From: Infrared nanosensors of piconewton to micronewton forces
a. Single particle spectra, measured for different Tm3+ concentration pre-ANPs/ANPs, at their respective saturation regimes (excitation wavelength: 1064 nm; excitation intensity: 376 kW cm−2 (4% Tm3+), 1,849 kW cm−2 (5% Tm3+), 517 kW cm−2 (15% Tm3+)). b. 800 nm / 700 nm -emission ratio as a function of Tm3+ concentration for different Tm3+ concentration pre-ANPs/ANPs, measured at their respective saturation regimes (excitation wavelength: 1064 nm; excitation intensity: 376 kW cm−2 (4% Tm3+), 1,849 kW cm−2 (5% Tm3+), 517 kW cm−2 (15% Tm3+)). Error bars are the standard deviations of three single-NP measurements. c. Photon avalanche differential rate equation (DRE) model simulations of the 800 nm / 700 nm -emission ratio as a function of Tm3+ concentration. The DRE simulations for the different Tm3+ concentrations were performed with the respective parameters (per Tm3+ concentration) extracted from fitting the emission versus excitation graphs measured at zero applied force (Supplementary Note 6, Table S3, and Fig.
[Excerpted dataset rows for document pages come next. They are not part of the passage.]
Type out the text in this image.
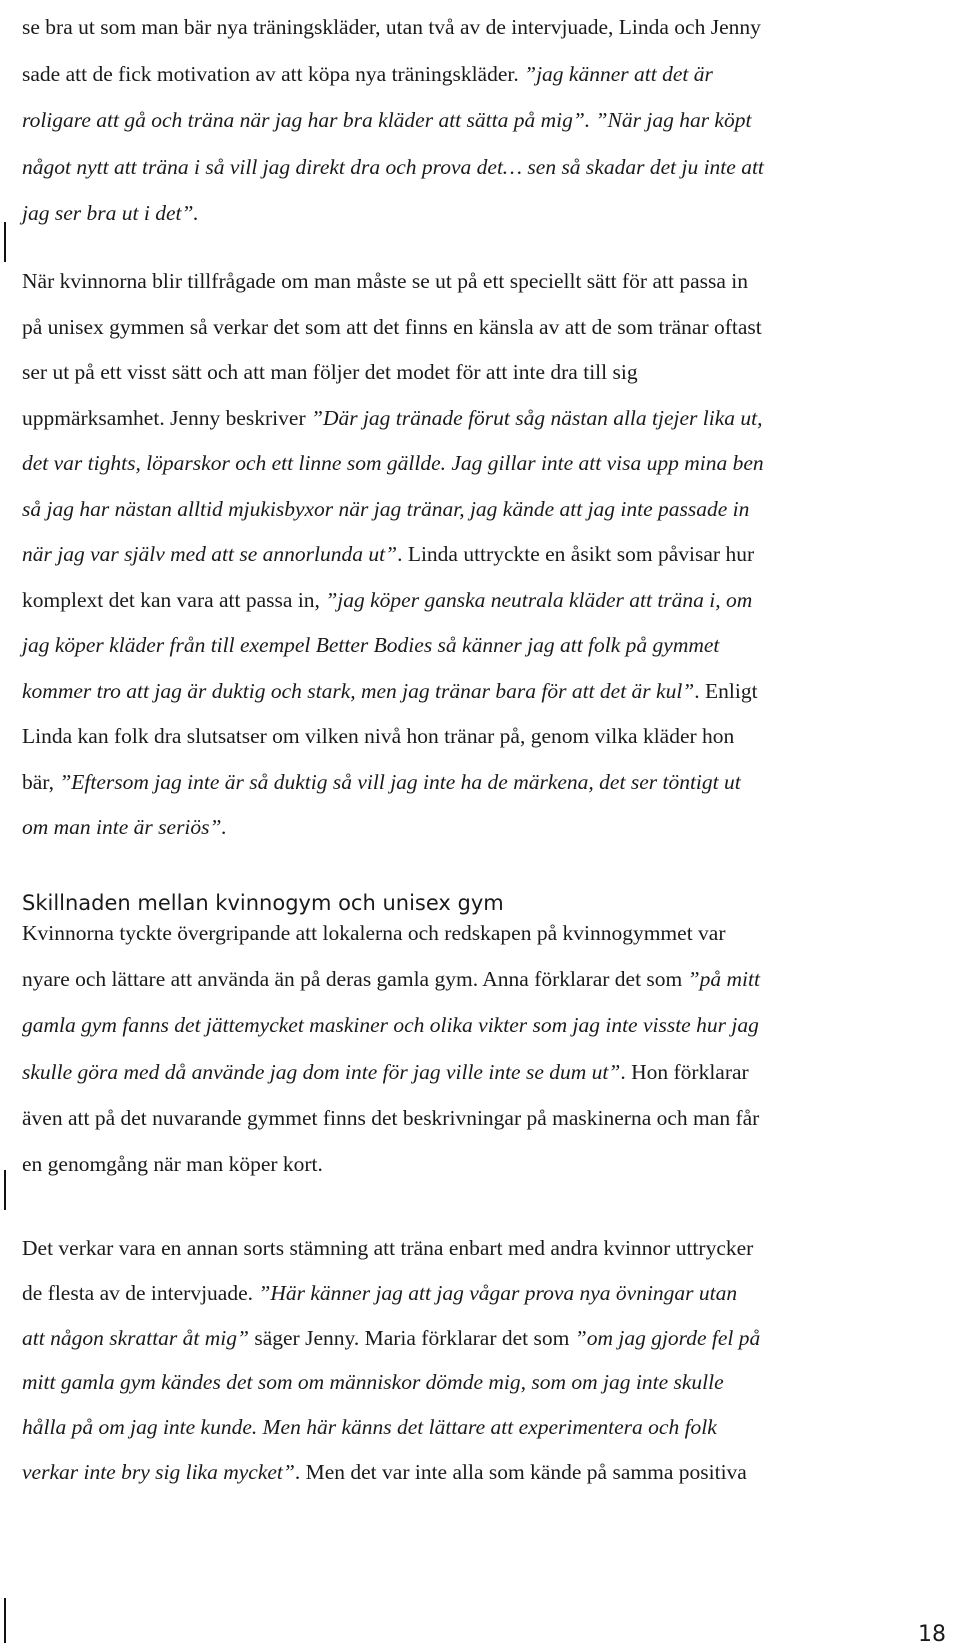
se bra ut som man bär nya träningskläder, utan två av de intervjuade, Linda och Jenny
sade att de fick motivation av att köpa nya träningskläder. ”jag känner att det är
roligare att gå och träna när jag har bra kläder att sätta på mig”. ”När jag har köpt
något nytt att träna i så vill jag direkt dra och prova det… sen så skadar det ju inte att
jag ser bra ut i det”.
När kvinnorna blir tillfrågade om man måste se ut på ett speciellt sätt för att passa in
på unisex gymmen så verkar det som att det finns en känsla av att de som tränar oftast
ser ut på ett visst sätt och att man följer det modet för att inte dra till sig
uppmärksamhet. Jenny beskriver ”Där jag tränade förut såg nästan alla tjejer lika ut,
det var tights, löparskor och ett linne som gällde. Jag gillar inte att visa upp mina ben
så jag har nästan alltid mjukisbyxor när jag tränar, jag kände att jag inte passade in
när jag var själv med att se annorlunda ut”. Linda uttryckte en åsikt som påvisar hur
komplext det kan vara att passa in, ”jag köper ganska neutrala kläder att träna i, om
jag köper kläder från till exempel Better Bodies så känner jag att folk på gymmet
kommer tro att jag är duktig och stark, men jag tränar bara för att det är kul”. Enligt
Linda kan folk dra slutsatser om vilken nivå hon tränar på, genom vilka kläder hon
bär, ”Eftersom jag inte är så duktig så vill jag inte ha de märkena, det ser töntigt ut
om man inte är seriös”.
Skillnaden mellan kvinnogym och unisex gym
Kvinnorna tyckte övergripande att lokalerna och redskapen på kvinnogymmet var
nyare och lättare att använda än på deras gamla gym. Anna förklarar det som ”på mitt
gamla gym fanns det jättemycket maskiner och olika vikter som jag inte visste hur jag
skulle göra med då använde jag dom inte för jag ville inte se dum ut”. Hon förklarar
även att på det nuvarande gymmet finns det beskrivningar på maskinerna och man får
en genomgång när man köper kort.
Det verkar vara en annan sorts stämning att träna enbart med andra kvinnor uttrycker
de flesta av de intervjuade. ”Här känner jag att jag vågar prova nya övningar utan
att någon skrattar åt mig” säger Jenny. Maria förklarar det som ”om jag gjorde fel på
mitt gamla gym kändes det som om människor dömde mig, som om jag inte skulle
hålla på om jag inte kunde. Men här känns det lättare att experimentera och folk
verkar inte bry sig lika mycket”. Men det var inte alla som kände på samma positiva
18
S5). Note that the DRE model predicts Tm3+ emissions from these levels up to a certain excitation threshold, above which other, higher-level, excited states are populated and thus must be taken into account. Any discrepancies between the simulated values here and the measured ones in a-b may be accounted for by adding DREs for higher levels (above 3F2). Other factors – such as determination of exact concentrations and hence energy transfer rates, or discernment of the precise 700 nm emission at lower concentrations and hence experimental 800 nm / 700 nm -emission ratios – may also reduce discrepancies between simulated and measured values. The DRE simulations show that higher cross-relaxation rates, attained at higher Tm3+ concentrations, decrease the 800 nm / 700 nm -emission ratio by: 1. Populating 3F4 at a faster rate, which, in turn, populates 3F3 at a faster rate by direct excited state absorption. 2. Depopulating 3H4 at a faster rate.